IEEE J Biomed Health Inform. 2021 Jul;25(7):2545-2556. doi: 10.1109/JBHI.2020.3045718. Epub 2021 Jul 27.
Depression is a mental disorder with emotional and cognitive dysfunction. The main clinical characteristic of depression is significant and persistent low mood. As reported, depression is a leading cause of disability worldwide. Moreover, the rate of recognition and treatment for depression is low. Therefore, the detection and treatment of depression are urgent. Multichannel electroencephalogram (EEG) signals, which reflect the working status of the human brain, can be used to develop an objective and promising tool for augmenting the clinical effects in the diagnosis and detection of depression. However, when a large number of EEG channels are acquired, the information redundancy and computational complexity of the EEG signals increase; thus, effective channel selection algorithms are required not only for machine learning feasibility, but also for practicality in clinical depression detection. Consequently, we propose an optimal channel selection method for EEG-based depression detection via kernel-target alignment (KTA) to effectively resolve the abovementioned issues. In this method, we consider a modified version KTA that can measure the similarity between the kernel matrix for channel selection and the target matrix as an objective function and optimize the objective function by a proposed optimal channel selection strategy. Experimental results on two EEG datasets show that channel selection can effectively increase the classification performance and that even if we rely only on a small subset of channels, the results are still acceptable. The selected channels are in line with the expected latent cortical activity patterns in depression detection. Moreover, the experimental results demonstrate that our method outperforms the state-of-the-art channel selection approaches.

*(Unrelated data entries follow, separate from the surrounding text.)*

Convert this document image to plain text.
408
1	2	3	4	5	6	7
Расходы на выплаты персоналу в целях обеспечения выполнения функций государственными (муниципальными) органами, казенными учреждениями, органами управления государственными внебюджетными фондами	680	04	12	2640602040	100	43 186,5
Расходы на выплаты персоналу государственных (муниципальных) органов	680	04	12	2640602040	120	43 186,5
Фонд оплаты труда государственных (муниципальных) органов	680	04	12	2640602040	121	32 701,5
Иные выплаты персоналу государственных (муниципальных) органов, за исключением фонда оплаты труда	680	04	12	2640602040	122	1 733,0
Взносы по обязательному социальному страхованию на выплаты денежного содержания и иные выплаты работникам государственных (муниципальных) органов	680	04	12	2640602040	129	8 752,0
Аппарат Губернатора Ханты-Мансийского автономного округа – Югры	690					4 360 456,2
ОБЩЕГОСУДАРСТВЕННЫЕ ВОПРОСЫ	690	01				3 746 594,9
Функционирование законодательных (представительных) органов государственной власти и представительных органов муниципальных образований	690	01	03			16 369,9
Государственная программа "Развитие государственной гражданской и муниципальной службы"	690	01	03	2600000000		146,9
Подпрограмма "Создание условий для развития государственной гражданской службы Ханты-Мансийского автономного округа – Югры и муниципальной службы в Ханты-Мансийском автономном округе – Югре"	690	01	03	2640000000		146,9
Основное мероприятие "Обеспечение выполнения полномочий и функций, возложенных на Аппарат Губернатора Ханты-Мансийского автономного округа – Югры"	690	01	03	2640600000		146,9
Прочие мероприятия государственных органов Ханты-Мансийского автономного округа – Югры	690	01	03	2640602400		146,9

抑郁症是一种伴有情绪和认知功能障碍的精神障碍。抑郁症的主要临床特征是显著而持续的情绪低落。据报道,抑郁症是全球导致残疾的主要原因之一。此外,抑郁症的识别和治疗率较低。因此,对抑郁症的检测和治疗迫在眉睫。多通道脑电图(EEG)信号反映了人脑的工作状态,可用于开发一种客观且有前途的工具,以增强抑郁症诊断和检测的临床效果。然而,当获取大量 EEG 通道时,EEG 信号的信息冗余和计算复杂度会增加;因此,需要有效的通道选择算法,不仅要考虑机器学习的可行性,还要考虑在临床抑郁症检测中的实用性。因此,我们提出了一种基于核目标对准(KTA)的 EEG 抑郁症检测的最优通道选择方法,以有效解决上述问题。在该方法中,我们考虑了一种改进的 KTA,它可以将通道选择的核矩阵与目标矩阵之间的相似性作为目标函数进行度量,并通过提出的最优通道选择策略对目标函数进行优化。在两个 EEG 数据集上的实验结果表明,通道选择可以有效地提高分类性能,即使我们只依赖于一小部分通道,结果仍然可以接受。选择的通道符合抑郁症检测中预期的潜在皮质活动模式。此外,实验结果表明,我们的方法优于最先进的通道选择方法。